Our pool deck is under repair and so the pool cover has been removed much earlier than usual. A pair of ducks has visited each morning before the construction crew arrives. They swim circles in the dirty pool water for a while. Then the female lands on a planter on the adjacent terrace and begins backpedaling last year’s dirt and settling herself in. I assume she is auditioning its nesting suitability.
I’m enthralled, but ultimately, their nesting choice is impossible. I’ve considered moving the planter to a secluded spot away from the barbecue grill and the lounge chairs. Perhaps the pair will make a distant part of the garden their home for the season. Visions of downy ducklings in the pool warm my heart until my husband reminds me that the skimmer sucks in the cute as well as the nasty and that our use of the terrace will be curtailed while the eggs are incubating. The planter stays put and we encourage the ducks to look elsewhere.
We like our wildlife to be convenient.
When you grow up in a cement fortress and move to suburbia, every close encounter with wildlife feels like you’ve been chosen to witness something extraordinary.
Over the years, we’ve had regular visits by a family of red foxes. Sometimes we see them, nervous, alert streaks of crimson in the lower garden. Sometimes we only know of their visits by the presents they leave us on the stone steps. My husband is annoyed at the mess. I am enchanted.
We like our wildlife to be tidy.
A few years ago, a large and unpleasant wild turkey stalked the neighborhood. He chased my husband as he wheeled the trashcans to the curb. No one was sorry to see it move on.
We put up a bird feeder a few years ago drawing finches and woodpeckers and cardinals, all of which we observe like proud parents. But then there’s an onslaught of sparrows that chase away the other birds, vacuuming the loose seed in minutes and leaving none for their feathered brethren. If only we could bar the sparrows.
We like our wildlife to be considerate.
Most annoying is our ongoing battle with the squirrels drawn to the suet-laden bird feeder. In an attempting to dissuade the squirrels from stealing food from the intended, my husband greased the birdfeeder pole. Then he installed a baffle to stop them from dive-bombing onto the top of the feeder. Then a second baffle to stop them climbing the greased pole. All unsuccessful efforts. Lately, he has enticed them, one by one, into a Havahart trap and relocated them miles away. For some reason, we are keeping count. Thirty-three, to date. I kid you not.
We like our wildlife well behaved.
And then there was the raccoon that found her way into the crawl space between our kitchen ceiling and the floor of the first-floor bedrooms. We heard her scampering around, its mass and tapping fingernails ghostlike. It wasn’t until she peed in our ceiling fixture that we got the trap out and moved her far away.
We like our wildlife to know its boundaries.
Recently, I had the pleasure of listening to the eminent primatologist, Frans de Waal, promote his new book, Are we Smart Enough to Know How Smart Animals Are?
In it, he writes about qualities like empathy and a sense of fairness observed in animals. As humans, we allow that perhaps a few animal outliers, those biologically closest to us, may display complex behaviors that we claim for ourselves.
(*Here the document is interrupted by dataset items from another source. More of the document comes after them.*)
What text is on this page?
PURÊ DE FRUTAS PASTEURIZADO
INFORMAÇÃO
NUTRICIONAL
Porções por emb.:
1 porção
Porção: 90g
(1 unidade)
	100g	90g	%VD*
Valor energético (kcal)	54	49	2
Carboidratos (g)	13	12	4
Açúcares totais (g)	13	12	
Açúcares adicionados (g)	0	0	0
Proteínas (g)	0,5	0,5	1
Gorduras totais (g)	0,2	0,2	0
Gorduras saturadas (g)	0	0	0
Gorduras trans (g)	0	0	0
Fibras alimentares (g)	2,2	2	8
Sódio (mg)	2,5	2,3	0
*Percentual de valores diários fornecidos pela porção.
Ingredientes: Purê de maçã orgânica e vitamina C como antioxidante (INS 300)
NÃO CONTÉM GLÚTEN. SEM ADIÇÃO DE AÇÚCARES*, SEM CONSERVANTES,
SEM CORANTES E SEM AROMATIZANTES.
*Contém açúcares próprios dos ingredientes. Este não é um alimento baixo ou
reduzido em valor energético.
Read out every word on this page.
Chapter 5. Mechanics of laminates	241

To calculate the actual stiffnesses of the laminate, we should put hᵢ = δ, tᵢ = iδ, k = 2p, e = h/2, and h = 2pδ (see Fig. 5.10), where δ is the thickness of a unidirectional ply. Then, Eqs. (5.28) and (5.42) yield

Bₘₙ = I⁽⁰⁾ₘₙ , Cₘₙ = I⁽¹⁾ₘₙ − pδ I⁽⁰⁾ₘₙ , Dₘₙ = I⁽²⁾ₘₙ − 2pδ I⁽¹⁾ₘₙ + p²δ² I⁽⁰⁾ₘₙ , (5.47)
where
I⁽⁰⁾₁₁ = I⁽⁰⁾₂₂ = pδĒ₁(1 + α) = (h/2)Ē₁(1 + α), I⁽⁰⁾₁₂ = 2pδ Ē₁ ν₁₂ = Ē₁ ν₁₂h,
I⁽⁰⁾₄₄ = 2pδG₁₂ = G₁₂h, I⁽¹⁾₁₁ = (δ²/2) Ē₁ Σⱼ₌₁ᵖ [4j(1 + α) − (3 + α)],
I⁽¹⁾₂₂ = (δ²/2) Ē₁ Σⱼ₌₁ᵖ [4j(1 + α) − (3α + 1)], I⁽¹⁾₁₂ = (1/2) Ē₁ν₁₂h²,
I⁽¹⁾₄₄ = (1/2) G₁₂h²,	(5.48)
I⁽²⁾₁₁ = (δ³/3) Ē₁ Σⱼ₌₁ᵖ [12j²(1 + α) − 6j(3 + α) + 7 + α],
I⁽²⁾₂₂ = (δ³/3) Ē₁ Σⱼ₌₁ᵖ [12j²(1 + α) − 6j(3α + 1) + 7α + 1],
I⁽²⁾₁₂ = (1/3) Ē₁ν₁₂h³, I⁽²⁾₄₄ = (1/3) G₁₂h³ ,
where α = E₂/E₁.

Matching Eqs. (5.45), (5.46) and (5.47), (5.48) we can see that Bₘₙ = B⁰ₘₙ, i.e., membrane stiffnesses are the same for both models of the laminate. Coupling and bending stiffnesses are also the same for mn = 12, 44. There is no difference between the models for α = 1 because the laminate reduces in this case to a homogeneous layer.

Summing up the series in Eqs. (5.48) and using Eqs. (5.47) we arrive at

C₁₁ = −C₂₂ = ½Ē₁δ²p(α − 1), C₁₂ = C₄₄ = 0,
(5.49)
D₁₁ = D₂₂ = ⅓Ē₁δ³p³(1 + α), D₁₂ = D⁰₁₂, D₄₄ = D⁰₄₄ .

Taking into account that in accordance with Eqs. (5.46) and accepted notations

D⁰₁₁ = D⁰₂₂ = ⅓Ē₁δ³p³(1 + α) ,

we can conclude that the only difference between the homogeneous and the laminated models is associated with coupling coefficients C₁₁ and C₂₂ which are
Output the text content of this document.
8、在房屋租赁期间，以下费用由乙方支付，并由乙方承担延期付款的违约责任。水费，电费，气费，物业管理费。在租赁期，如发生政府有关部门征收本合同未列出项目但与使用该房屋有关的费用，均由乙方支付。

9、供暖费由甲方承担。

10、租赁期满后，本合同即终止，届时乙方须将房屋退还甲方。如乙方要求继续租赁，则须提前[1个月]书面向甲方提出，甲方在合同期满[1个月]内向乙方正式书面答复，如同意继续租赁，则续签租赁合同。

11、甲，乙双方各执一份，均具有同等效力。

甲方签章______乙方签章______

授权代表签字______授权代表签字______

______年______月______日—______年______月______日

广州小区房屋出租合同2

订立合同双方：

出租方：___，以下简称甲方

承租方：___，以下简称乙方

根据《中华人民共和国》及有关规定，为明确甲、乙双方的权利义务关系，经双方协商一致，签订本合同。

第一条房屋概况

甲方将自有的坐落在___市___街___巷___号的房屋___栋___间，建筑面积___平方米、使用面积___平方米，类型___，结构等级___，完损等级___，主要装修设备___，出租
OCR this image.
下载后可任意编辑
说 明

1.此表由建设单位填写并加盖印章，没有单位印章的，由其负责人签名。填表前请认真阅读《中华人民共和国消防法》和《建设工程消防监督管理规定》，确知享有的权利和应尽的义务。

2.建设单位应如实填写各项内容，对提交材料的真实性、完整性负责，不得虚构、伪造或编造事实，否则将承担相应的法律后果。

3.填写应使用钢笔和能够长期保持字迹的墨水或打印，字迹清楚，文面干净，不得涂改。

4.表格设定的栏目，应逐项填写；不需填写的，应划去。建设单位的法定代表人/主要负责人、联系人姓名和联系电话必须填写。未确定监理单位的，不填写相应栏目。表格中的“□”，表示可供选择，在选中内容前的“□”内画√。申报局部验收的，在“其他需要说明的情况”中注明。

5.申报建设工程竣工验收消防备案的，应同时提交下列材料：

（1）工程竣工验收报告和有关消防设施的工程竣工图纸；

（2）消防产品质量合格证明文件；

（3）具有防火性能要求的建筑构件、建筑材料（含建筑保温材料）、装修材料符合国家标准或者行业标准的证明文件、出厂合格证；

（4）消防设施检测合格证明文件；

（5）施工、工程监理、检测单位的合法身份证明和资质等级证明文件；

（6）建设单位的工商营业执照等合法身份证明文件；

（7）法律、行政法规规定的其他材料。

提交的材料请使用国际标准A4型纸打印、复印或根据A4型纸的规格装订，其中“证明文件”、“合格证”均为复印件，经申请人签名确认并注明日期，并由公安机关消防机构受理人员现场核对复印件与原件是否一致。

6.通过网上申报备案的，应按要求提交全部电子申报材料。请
De Waal’s fascinating experiments counter this narrow view.
He believes that ‘every cognitive capacity that we discover in other animals ends up being older than we thought,’ meaning that animals we believe more primitive than our primate line are capable of complex behaviors as well.
When I was an anthropology major in college, we were taught that only humans made tools. It was one of the characteristics that separated us from other primates. Now we know that crows, chimps, capuchin monkeys, octopus, and crocodiles have all been observed making tools.
Animals are capable of planning for the future (see de Waal’s fascinating chimp observations) and recognizing themselves in a mirror.
Yet we continually deny, as de Waal says, “that animals have human-like mental experiences.” We call it anthropomorphizing and it is generally derided among American scientists. I subscribe to de Waal’s view. We just haven’t figured out how to understand them yet and therefore, we don’t appreciate how wickedly smart they are.
So when I think I can convince the squirrels to leave the bird suet alone and forage for their own scattered nuts, I am assuming that my superior intelligence will overcome their clearly inferior instincts. And yet, I am the one refilling the bird feeder constantly and chasing away the squirrels.
They are well-fed and happy. I am annoyed.